Disappointment

The Book of Human Emotions: From Ambiguphobia to Umpty - 154 Words from Around the World for How We Feel - Tiffany Watt Smith 2016

Disappointment

Dog owners know a lot about disappointment.

Charles Darwin had a large Labrador called Bob, who, like all dogs, loved to be taken out walking. Whenever Darwin set off into the gardens of Down House, Bob eagerly accompanied him, showing “his pleasure by trotting gravely before me with high steps, head much raised.” Bob expected to be going for a long march around the grounds, but sometimes Darwin intended only to visit his experimental plants. When they got to the door of the hothouse, Bob would be overcome with a “great disappointment.” The head drooped, the whole body sank, the ears fell, “the tail was by no means wagged.” The family nicknamed the pitiful look Bob’s “hothouse face.” Darwin himself confessed it could soften his heart, hinting that the dog’s defeated appearance was often enough to make him abandon his hothouse and set off on the hoped-for walk instead.

Disappointment means to be “deprived of an appointment,” to be “dispossessed.” It’s there when the beliefs and trappings we’ve arranged about us like a well-appointed house are suddenly upturned. Or some anticipated rise in status, or hoped-for new identity (“I’m getting my PhD!/Becoming Head of Sales!/Almost certainly passing my driving test this time!”) is snatched away. Disappointment may be overwhelmingly a feeling of loss or defeat, but there are other feelings there too that give disappointment its slightly restless, tremulous edge. For Darwin, Bob’s disappointment was mostly confusion: “He did not know whether I should continue my walk.” Sometimes a feeling of disbelief recurs, as when we can’t help wondering if this morning’s rejection letter was sent to the wrong address, or some mistake has been made.

Disappointments, then, do not only leave traces of SADNESS. BEWILDERMENT is felt too, raising the exhausting prospect that life must, once again, be reshaped.
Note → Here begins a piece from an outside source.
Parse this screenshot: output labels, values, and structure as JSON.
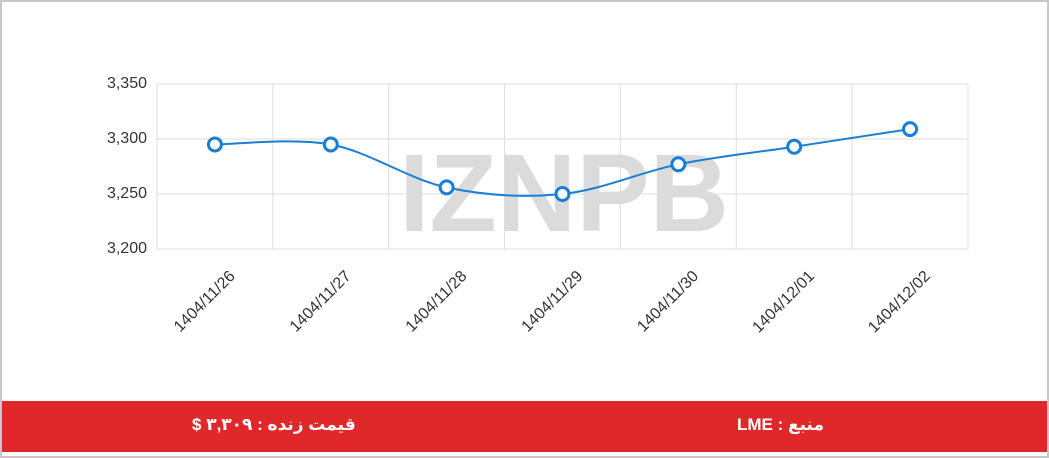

Disappointment has a long history of making trouble. Among eighteenth-century doctors, disappointments, especially thwarted romantic affairs, were thought to spark off bouts of insanity (in the medical jargon of the time, disappointment was a “moral”—i.e., nonphysical—cause of mental disturbance). A century later the emotional effects of having ones hopes dashed in love were still being taken seriously. In 1865 Mary Harris went on trial in Washington DC for murdering Adoniram Burroughs after he married another woman. Since she was known to be usually a meek and god-fearing woman, Harris’s lawyers argued she had succumbed to a temporary but violent madness. Her defense was “double insanity,” partly caused by a strange physical complaint known at the time as “irritability of the uterus,” and partly caused by an emotional one: “disappointed affection.” Harris went free.

In the early twentieth century some psychologists began to argue that disappointment could be useful. Some went so far as to suggest it was crucial for healthy mental development. Among them, Sigmund Freud stands out as the period’s great theorist of disappointment. He spoke of “narcissistic wounds” or injuries, the painful assaults on our sense of identity when the fantasies we are told, or tell ourselves, are punctured. For Freud, the loss of an idealized family image hurt the ego hardest. He coined the phrase “the family romance” to describe those stories that are told to us as we grow up, and that give a dramatic importance to our arrival in the world, leaving us with the mistaken belief that we are important above all others: a “royal child.” Of course, such fantasies can’t last, and according to Freud it was vital they didn’t. Only by being dis-appointed of our status in this way can we start to engage with life as it really is. As the psychoanalyst Melanie Klein put it, in order to move forward and develop authentic relationships, everyone has to come to the aching realization that “no really ideal part of the self exists.”

The psychoanalytic story of disappointment is ultimately optimistic. It makes sense of the misery of being deprived of our mistaken beliefs about ourselves, casting it as the inevitable pain that comes when reality breaks through the myths like new teeth. Yet, though this view may ultimately be enriching, it doesn’t quite capture this emotion’s pervasive sense of everything having gone wrong. When we suffer the painful loss of an idealized self-image, what’s left—at least immediately—isn’t necessarily “the truth” but emptiness and confusion. It’s a terrible slump. Or, as Wordsworth put it in The Prelude, “a sense of treachery and desertion in the place / The holiest that I knew of—my own soul.”